Des dégoulinures apparaissent aux pieds et donnent vie à un bipède à tête de fleur. De la main aussi tombent des êtres mous « têtardisés » qui rampent sur une tablette à notre droite. Tout près d’eux, dans une version plus aboutie, ils deviennent des sortes de poissons-globes.
Bulles de savon de Gaspard Gresly est achevé. Le thème de l’enfance, chez lui, est récurent, mangeurs de gaudes ou petits buveurs. Ici, il rappelle sous une forme allégorique la brièveté de toute vie que l’innocence attribuée à ces enfants ne saurait deviner et anticiper. Ces trois-là ne nous prennent pas à partie, comme témoins. La preuve, ils ne nous regardent pas. C’est la réflexion d’un peintre qui regarde en arrière, qui réfléchit à son passé. Il se marie en 1751 avec une fille de peintre, renforçant ainsi sa notabilité. Ses toiles ont du succès. Il peut faire le point.
Marlène Mocquet ne regarde pas en arrière. Son œuvre se crée, se multiplie, se transforme au gré de son imagination. D’ailleurs elle le dit dans des entrevues : elle ne jette pas et conserve toutes ses productions abouties, ou pas, parce qu’elle ne se fixe pas d’objectifs dans le moment où elle peint. Et qu’elles peuvent prendre un sens plus tard, une orientation autre à laquelle elle n’avait pas pensé. Elle agit comme ça, Marlène Mocquet, comme le ferait un enfant.
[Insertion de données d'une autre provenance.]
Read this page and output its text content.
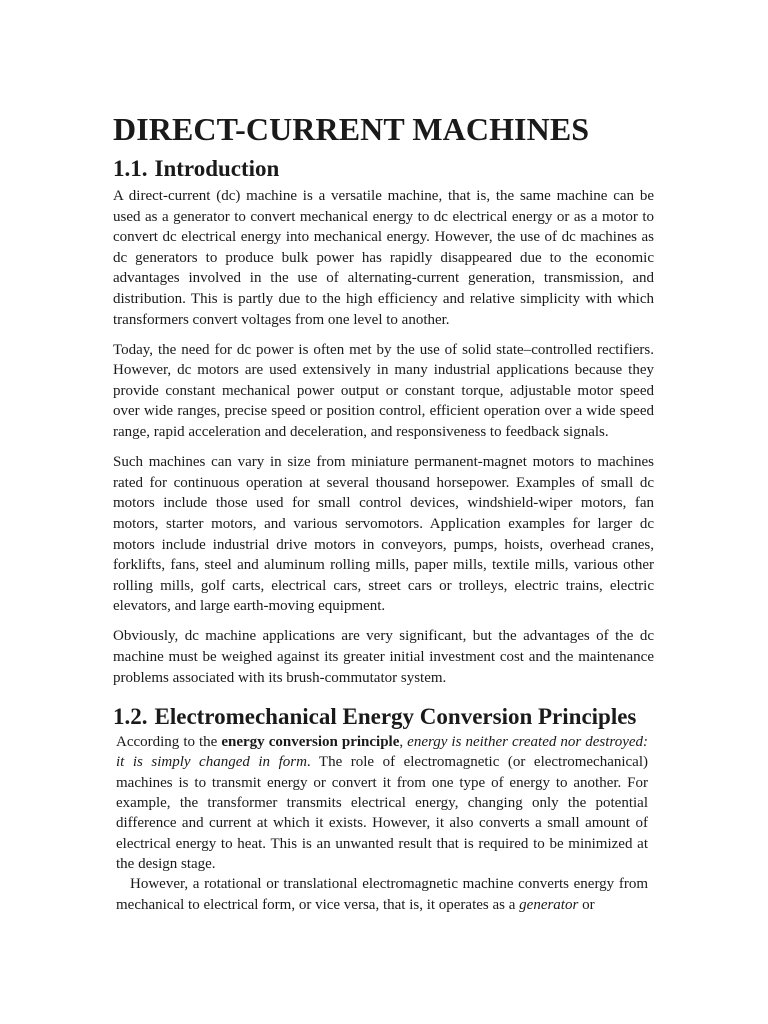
DIRECT-CURRENT MACHINES
1.1. Introduction

A direct-current (dc) machine is a versatile machine, that is, the same machine can be used as a generator to convert mechanical energy to dc electrical energy or as a motor to convert dc electrical energy into mechanical energy. However, the use of dc machines as dc generators to produce bulk power has rapidly disappeared due to the economic advantages involved in the use of alternating-current generation, transmission, and distribution. This is partly due to the high efficiency and relative simplicity with which transformers convert voltages from one level to another.

Today, the need for dc power is often met by the use of solid state–controlled rectifiers. However, dc motors are used extensively in many industrial applications because they provide constant mechanical power output or constant torque, adjustable motor speed over wide ranges, precise speed or position control, efficient operation over a wide speed range, rapid acceleration and deceleration, and responsiveness to feedback signals.

Such machines can vary in size from miniature permanent-magnet motors to machines rated for continuous operation at several thousand horsepower. Examples of small dc motors include those used for small control devices, windshield-wiper motors, fan motors, starter motors, and various servomotors. Application examples for larger dc motors include industrial drive motors in conveyors, pumps, hoists, overhead cranes, forklifts, fans, steel and aluminum rolling mills, paper mills, textile mills, various other rolling mills, golf carts, electrical cars, street cars or trolleys, electric trains, electric elevators, and large earth-moving equipment.

Obviously, dc machine applications are very significant, but the advantages of the dc machine must be weighed against its greater initial investment cost and the maintenance problems associated with its brush-commutator system.

1.2. Electromechanical Energy Conversion Principles

According to the energy conversion principle, energy is neither created nor destroyed: it is simply changed in form. The role of electromagnetic (or electromechanical) machines is to transmit energy or convert it from one type of energy to another. For example, the transformer transmits electrical energy, changing only the potential difference and current at which it exists. However, it also converts a small amount of electrical energy to heat. This is an unwanted result that is required to be minimized at the design stage.

However, a rotational or translational electromagnetic machine converts energy from mechanical to electrical form, or vice versa, that is, it operates as a generator or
Le dessein de Gaspard Gresly est clairement établi. Les bulles de savon reprennent le même thème que celui des vanités. Dans sa version enfantine cette fois-ci. Pas de crâne, de sablier, de Bible, de collier ou de main posée en signe de miséricorde mais plutôt le côté anecdotique de la mort dans un contexte ludique. Avec les yeux de l’enfant pour le dire et le rosé des joues pour souligner leur candeur. Celui du milieu regarde en l’air, comme non pas dépassé par un rôle qu’il ne peut maîtriser : il n’a pas conscience à cet instant de sa finitude mais il est tout simplement surpris par la beauté des bulles de savon. Un jeu comme un autre. Et rien de plus pour lui, mais pas pour nous.
Marlène Mocquet s’attache à expérimenter. Ces personnages sont souvent hybrides, c’est sa part d’irrationnel. Un irrationnel exulté comme elle aime à le rappeler. Faire sortir des tensions internes qui prennent forme en nous et vont vivre au-dehors. C’est pourquoi on ne sait plus où donner du regard dans cette myriade faunesque. En tout cas, ça sort.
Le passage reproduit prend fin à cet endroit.